Le profil démographique particulier de la main-d'oeuvre hôtelière rend cette crise encore plus inquiétante. Par rapport à l'ensemble de la main-d'oeuvre canadienne, les travailleuses et travailleurs de l'hôtellerie sont plus souvent des femmes, des néo-Canadiens, des personnes de couleur, des jeunes travailleurs et des travailleurs à bas salaires ou précaires. Cela signifie que lorsque le secteur est en difficulté, les effets négatifs se font sentir de manière disproportionnée sur les Canadiennes et Canadiens qui sont déjà trop souvent laissés pour compte. Mais le revers de cette dynamique est que lorsque nous aidons l'industrie hôtelière canadienne à prospérer, nous aidons également les Canadiennes et Canadiens qui méritent le plus de soutien.

En Colombie-Britannique, le gouvernement a créé un groupe de travail pour aider à orienter la réponse de la province à la pandémie pour le secteur du tourisme et de l'hôtellerie. Nous sommes heureux de constater que Gavin McGarrigle, directeur régional de l'Ouest d’Unifor, a un siège à cette table. Le groupe de travail sur le tourisme en Colombie-Britannique utilise une approche en trois volets dans son plan pour le secteur, et Unifor recommande une approche similaire dans tout le pays. Les trois axes sont les suivants : mesures de santé et de sécurité qui contribueront à rétablir la confiance dans le secteur, soutien à la main-d'oeuvre et soutien aux employeurs.

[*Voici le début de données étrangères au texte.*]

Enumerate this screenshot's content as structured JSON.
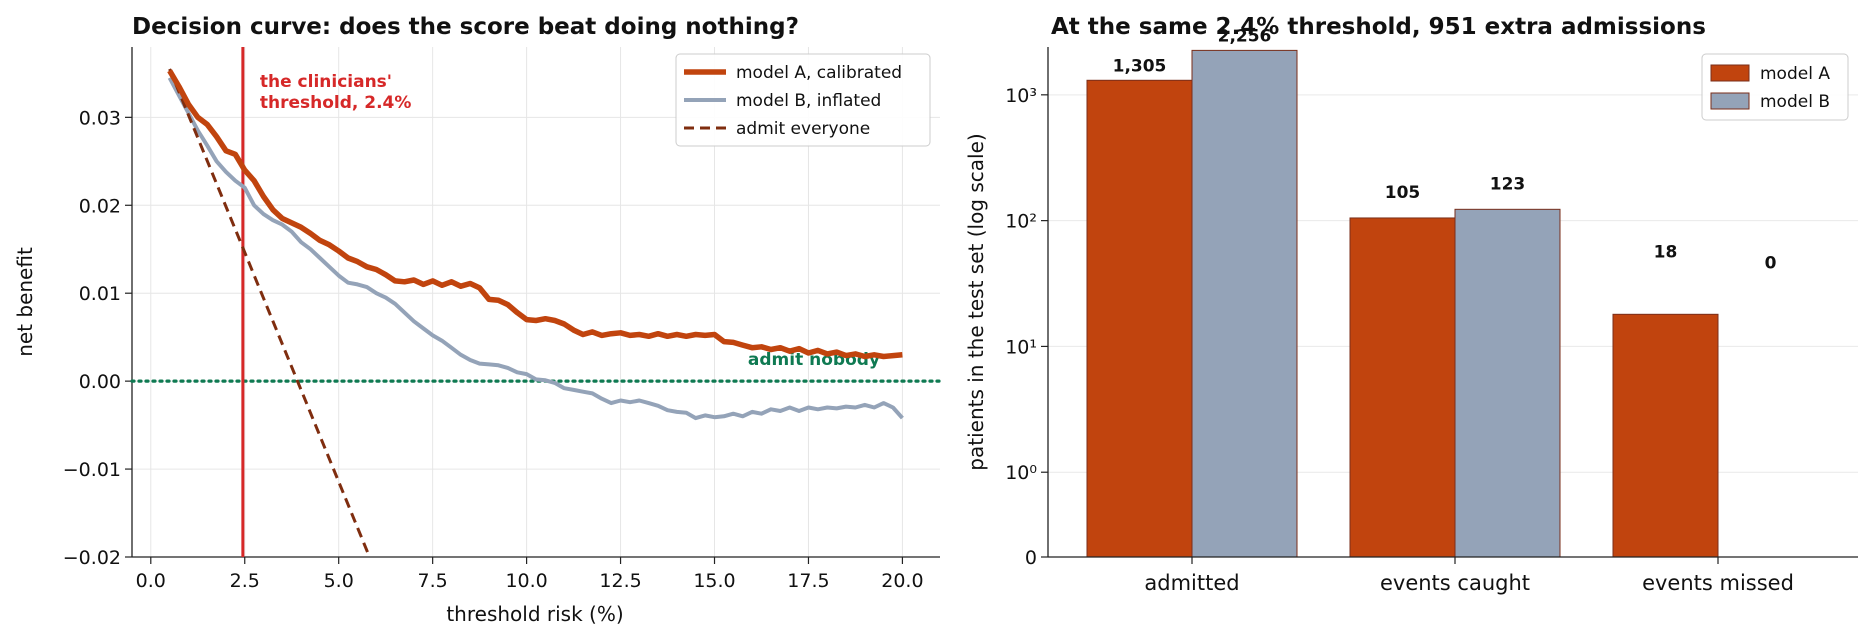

Sur la base de cette approche à trois volets et forts de notre expérience en tant que plus grand syndicat canadien dans le secteur de l’hôtellerie et du jeu, nous demandons respectueusement au gouvernement fédéral d'adopter les recommandations suivantes :

  • Travailler avec les provinces pour développer, mettre en oeuvre et financer des programmes d’assurance-médicaments d'urgence afin que les travailleuses et travailleurs de l'hôtellerie puissent continuer à avoir accès à des médicaments vitaux ;
  • Réviser le programme de la SSUC de manière à ce que les travailleuses et travailleurs réguliers et non réguliers reçoivent le même niveau d’aide financière;
  • Fournir un soutien financier à nos employeurs du secteur de l'hôtellerie (y compris des prêts sans intérêt, des garanties de prêt ou des mesures équivalentes), en fonction des exigences de maintien en poste des travailleuses et travailleurs, afin que les travailleuses et travailleurs du secteur de l'hôtellerie puissent retourner au travail avec les salaires et les conditions de travail d'avant la pandémie;
  • Investir dans des programmes de formation et de renforcement des compétences, afin d'offrir à la main-d'oeuvre hôtelière canadienne de meilleures possibilités d'emploi au sein et en dehors de l'industrie.

Unifor est prêt à collaborer avec les employeurs du secteur hôtelier, les groupes industriels, le mouvement syndical au sens large, les gouvernements provinciaux et fédéral, les communautés autochtones, les représentants d'autres secteurs durement touchés et d'autres parties prenantes, afin d'élaborer un plan de relance global, stratégique et inclusif pour le secteur de l’hôtellerie.

Comme toujours, n'hésitez pas à nous contacter si vous avez des questions ou des préoccupations.
Sincèrement,


Jerry Dias
président national d'Unifor

CC : L'honorable Chrystia Freeland, C.P., députée, vice-première ministre et ministre des Finances.